OTTAWA — Le climat d’incertitude causée par les politiques protectionnistes de l’administration Trump n’aura pas empêché la Banque du Canada d’augmenter son taux directeur à 1,50 pour cent mercredi. Une hausse de 0,25 point de pourcentage pour la première fois en six mois.
La robustesse de l’économie canadienne devrait atténuer l’impact négatif des tarifs imposés par les États-Unis le 1er juin sur les importations d’acier et d’aluminium du Canada, selon les prévisions de la banque centrale.
«C’est préférable d’avoir une économie robuste quand il y a des chocs comme les tarifs parce que les effets sur la confiance ne sont pas vraiment prévisibles», a expliqué le gouverneur de la Banque du Canada, Stephen Poloz.
«Si la confiance est déjà faible, on s’attendra à des effets plus larges, probablement un effet multiplicateur dans ce contexte. Donc, c’est un avantage aujourd’hui d’avoir une économie qui est robuste.»
Reste que ces mesures couplées à l’incertitude entourant la renégociation de l’Accord de libre-échange nord-américain (ALÉNA) pourraient retrancher près de 0,7 pour cent du produit intérieur brut (PIB) d’ici la fin de 2020, ce qui représente environ 13 milliards $.
Dans son «Rapport sur la politique monétaire», la banque note une «forte incertitude quant à l’ampleur de ces effets et au moment de leur apparition», et précise qu’elle continuera, par conséquent, à «surveiller attentivement» les répercussions des droits de douane américains et de ceux imposés par le Canada le 1er juillet sur des produits américains, en représailles.
Une autre grande inconnue continue de planer sur ses prévisions, soit la menace de l’administration Trump d’imposer des tarifs sur l’industrie automobile canadienne.
«C’est très symbolique, a souligné M. Poloz en faisant remarquer que les chaînes de productions canadiennes et américaines étaient intégrées depuis plus de cinquante ans.
«Si vous êtes prêt à perturber tout ça, je crois que les gens se sentiraient beaucoup plus vulnérables.
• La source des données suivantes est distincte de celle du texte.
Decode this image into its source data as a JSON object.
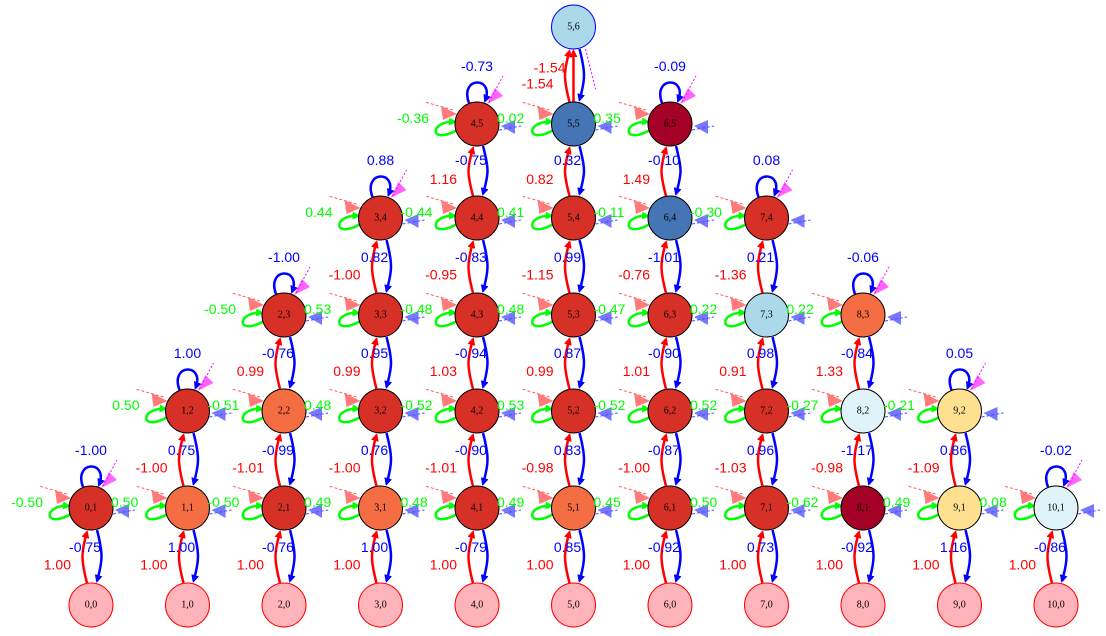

Ils se demanderaient ce qui viendrait ensuite et ça aurait un effet beaucoup plus grand sur la confiance.»
Ce serait un changement structurel majeur apporté à l’économie contre lequel la Banque du Canada aurait bien peu d’outils. «Il faudrait d’autres politiques pour régler ce problème parce que la politique monétaire ne convient pas pour ça», a signalé la première sous-gouverneure de la banque centrale, Carolyn Wilkins.
Si le Canada, les États-Unis et le Mexique réussissent à renégocier l’ALÉNA, les droits de douane américains sur l’aluminium, l’acier et l’intention d’en appliquer aux automobiles disparaîtraient et dissiperaient l’incertitude qui existe actuellement.
Malgré cette incertitude, la forte demande pour les biens et services canadiens sur les marchés internationaux continue de soutenir l’économie.
La Banque du Canada s’attend à ce que le PIB augmente en moyenne de deux pour cent de 2018 à 2020. À plus court terme, une hausse de 2,8 pour cent du PIB est attendue pour le deuxième trimestre de 2018.
L’inflation devrait s’établir entre 2,2 et 2,5 pour cent au cours des prochains mois, puis redescendre vers sa cible de 2,0 pour cent en 2019, calcule la banque.
L’effet modérateur des hausses précédentes du taux directeur et du resserrement des règles hypothécaires commence à se faire sentir. Les ménages s’endettent moins et dépensent moins, observe la banque. En revanche, les entreprises ont investi davantage au cours du dernier trimestre dans leurs activités de recherche et développement, l’achat de matériel informatique et de logiciels, signes d’une économie qui se porte bien.